In preparation for the fast approaching Mainnet SubZero release, we have been focused on tighter testing iterations, more open-source repositories, and more documentation.
Let’s jump straight in.
- RenJS was completed and released. It is a low-level library for third-party developers to use when building user-interfaces, command-line tools, and bots to interact with RenVM.
- GatewayJS has been completed, and we are gathering feedback on its UX from different people throughout the DeFi community before its release. This will allow third-party developers to quickly build safe user-interfaces that offer a fully integrated and native BTC experience for their users. It is currently being integrated into the ChaosDEX as a demonstration, alongside other examples and tutorials that will be released as part of a stand-alone blog (coming soon!).
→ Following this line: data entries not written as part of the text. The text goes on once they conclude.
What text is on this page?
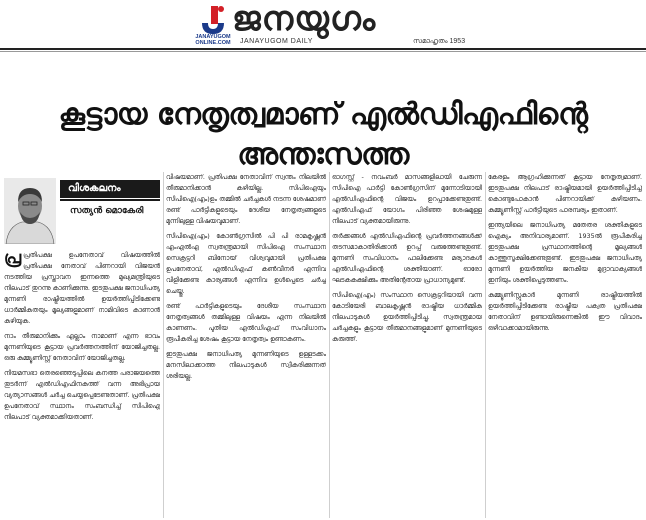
JANAYUGOM ONLINE.COM
ജനയുഗം
JANAYUGOM DAILY	സമാഹൃതം 1953
കൂട്ടായ നേതൃത്വമാണ് എൽഡിഎഫിന്റെ അന്തഃസത്ത
വിശകലനം
സത്യൻ മൊകേരി

പ്ര പ്രതിപക്ഷ ഉപനേതാവ് വിഷയത്തിൽ പ്രതിപക്ഷ നേതാവ് പിണറായി വിജയൻ നടത്തിയ പ്രസ്താവന ഇന്നത്തെ മുഖ്യമന്ത്രിയുടെ നിലപാട് തുറന്നു കാണിക്കുന്നു. ഇടതുപക്ഷ ജനാധിപത്യ മുന്നണി രാഷ്ട്രീയത്തിൽ ഉയർത്തിപ്പിടിക്കേണ്ട ധാർമ്മികതയും മൂല്യങ്ങളുമാണ് നാമിവിടെ കാണാൻ കഴിയുക.

നാം തീരുമാനിക്കും എല്ലാം നാമാണ് എന്ന ഭാവം മുന്നണിയുടെ കൂട്ടായ പ്രവർത്തനത്തിന് യോജിച്ചതല്ല. ഒരു കമ്മ്യൂണിസ്റ്റ് നേതാവിന് യോജിച്ചതല്ല.

നിയമസഭാ തെരഞ്ഞെടുപ്പിലെ കനത്ത പരാജയത്തെ തുടർന്ന് എൽഡിഎഫിനകത്ത് വന്ന അഭിപ്രായ വ്യത്യാസങ്ങൾ ചർച്ച ചെയ്യപ്പെടേണ്ടതാണ്. പ്രതിപക്ഷ ഉപനേതാവ് സ്ഥാനം സംബന്ധിച്ച് സിപിഐ നിലപാട് വ്യക്തമാക്കിയതാണ്.

വിഷയമാണ്. പ്രതിപക്ഷ നേതാവിന് സ്വന്തം നിലയിൽ തീരുമാനിക്കാൻ കഴിയില്ല. സിപിഐയും സിപിഐ(എം)ഉം തമ്മിൽ ചർച്ചകൾ നടന്ന ശേഷമാണ് രണ്ട് പാർട്ടികളുടെയും ദേശീയ നേതൃത്വങ്ങളുടെ മുന്നിലുള്ള വിഷയവുമാണ്.

സിപിഐ(എം) കോൺഗ്രസിൽ പി പി രാമകൃഷ്ണൻ എംഎൽഎ സ്വതന്ത്രമായി സിപിഐ സംസ്ഥാന സെക്രട്ടറി ബിനോയ് വിശ്വവുമായി പ്രതിപക്ഷ ഉപനേതാവ്, എൽഡിഎഫ് കൺവീനർ എന്നിവ വിളിക്കേണ്ട കാര്യങ്ങൾ എന്നിവ ഉൾപ്പെടെ ചർച്ച ചെയ്തു.

രണ്ട് പാർട്ടികളുടെയും ദേശീയ സംസ്ഥാന നേതൃത്വങ്ങൾ തമ്മിലുള്ള വിഷയം എന്ന നിലയിൽ കാണണം. പുതിയ എൽഡിഎഫ് സംവിധാനം രൂപീകരിച്ച ശേഷം കൂട്ടായ നേതൃത്വം ഉണ്ടാകണം.

ഇടതുപക്ഷ ജനാധിപത്യ മുന്നണിയുടെ ഉള്ളടക്കം മനസിലാക്കാത്ത നിലപാടുകൾ സ്വീകരിക്കുന്നത് ശരിയല്ല.

ഓഗസ്റ്റ് - നവംബർ മാസങ്ങളിലായി ചേരുന്ന സിപിഐ പാർട്ടി കോൺഗ്രസിന് മുന്നോടിയായി എൽഡിഎഫിന്റെ വിജയം ഉറപ്പാക്കേണ്ടതുണ്ട്. എൽഡിഎഫ് യോഗം പിരിഞ്ഞ ശേഷമുള്ള നിലപാട് വ്യക്തമായിരുന്നു.

തർക്കങ്ങൾ എൽഡിഎഫിന്റെ പ്രവർത്തനങ്ങൾക്ക് തടസമാകാതിരിക്കാൻ ഉറപ്പ് വരുത്തേണ്ടതുണ്ട്. മുന്നണി സംവിധാനം പാലിക്കേണ്ട മര്യാദകൾ എൽഡിഎഫിന്റെ ശക്തിയാണ്. ഓരോ ഘടകകക്ഷിക്കും അതിന്റേതായ പ്രാധാന്യമുണ്ട്.

സിപിഐ(എം) സംസ്ഥാന സെക്രട്ടറിയായി വന്ന കോടിയേരി ബാലകൃഷ്ണൻ രാഷ്ട്രീയ ധാർമ്മിക നിലപാടുകൾ ഉയർത്തിപ്പിടിച്ചു. സ്വതന്ത്രമായ ചർച്ചകളും കൂട്ടായ തീരുമാനങ്ങളുമാണ് മുന്നണിയുടെ കരുത്ത്.

കേരളം ആഗ്രഹിക്കുന്നത് കൂട്ടായ നേതൃത്വമാണ്. ഇടതുപക്ഷ നിലപാട് രാഷ്ട്രീയമായി ഉയർത്തിപ്പിടിച്ച് കൊണ്ടുപോകാൻ പിണറായിക്ക് കഴിയണം. കമ്മ്യൂണിസ്റ്റ് പാർട്ടിയുടെ പാരമ്പര്യം ഇതാണ്.

ഇന്ത്യയിലെ ജനാധിപത്യ മതേതര ശക്തികളുടെ ഐക്യം അനിവാര്യമാണ്. 1935ൽ രൂപീകരിച്ച ഇടതുപക്ഷ പ്രസ്ഥാനത്തിന്റെ മൂല്യങ്ങൾ കാത്തുസൂക്ഷിക്കേണ്ടതുണ്ട്. ഇടതുപക്ഷ ജനാധിപത്യ മുന്നണി ഉയർത്തിയ ജനകീയ മുദ്രാവാക്യങ്ങൾ ഇനിയും ശക്തിപ്പെടുത്തണം.

കമ്മ്യൂണിസ്റ്റുകാർ മുന്നണി രാഷ്ട്രീയത്തിൽ ഉയർത്തിപ്പിടിക്കേണ്ട രാഷ്ട്രീയ പക്വത പ്രതിപക്ഷ നേതാവിന് ഉണ്ടായിരുന്നെങ്കിൽ ഈ വിവാദം ഒഴിവാക്കാമായിരുന്നു.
- The first draft of the RZL sMPC paper is now at a stage where it is ready for auditing and we are beginning the scoping for this audit. When the Hyperdrive audit is completed, our team will hand this over for formal auditing. Once publicly verified by our auditors, it will give us and those who plan on utilizing RenVM full confidence in the correctness of the core execution engine within RenVM.
- Began the development of the next major version of Lotan: a chaos testing framework for RenVM. This new version of Lotan uses the RenJS library to run fuzz tests, load tests, crash tests, and backwards compatibility tests against RenVM. By using RenJS, it also helps us find any bugs that might exist in the RenJS library. Lotan can run tests against local and remote deployments of RenVM, making our testing cycles faster and more comprehensive. This is the final stage of testing for RenVM before Mainnet SubZero.
- We added the new Protocol smart contract. It offers easy lookup and configuration of the on-chain smart contracts that are used by RenVM. This makes deploying different versions of RenVM to different networks easier, faster, and less error-prone. This will be utilised heavily by our testing frameworks and should improve the third-party developer experiences.
- We have begun migrating our project management to GitHub in preparation for more open-source contributions to Ren project, and a more transparent development issues/milestones. We have also released more detailed documentation on our Wiki and encourage everyone to give us their ideas/feedback/criticisms on GitHub Issues (a new place for long form and persistent discussions about the design of RenVM).
- We have started to refactor some of our codebase into smaller open-source repositories. This makes more of our codebase available to the public, and breaks them down into smaller, easier to understand, components. This month, we released surge (simple and efficient binary marshaling) and bound (collections that prevent accidental memory leaks).
- We are continuing to gather members of the Ren Alliance, and participants for the semi-decentralised core that will secure RenVM during Mainnet SubZero and Zero while it gains adoption and achieves economic stability. Interested in using RenVM, or supporting it by participating in the semi-decentralised core? Come join the alliance!
- Part of the team will be attending ETHDenver in February, so if you plan on being there be sure to come and say hello!
With the final stages of testing underway, we are getting closer to a stable and secure deployment of RenVM that is worthy of the name Mainnet SubZero. Now that the Hyperdrive audit is well underway, the RZL sMPC audit is ready for scoping, and no unexpected issues have been encountered, we are more confident than ever that nothing can stand in our way.
This year will be the year of RenVM.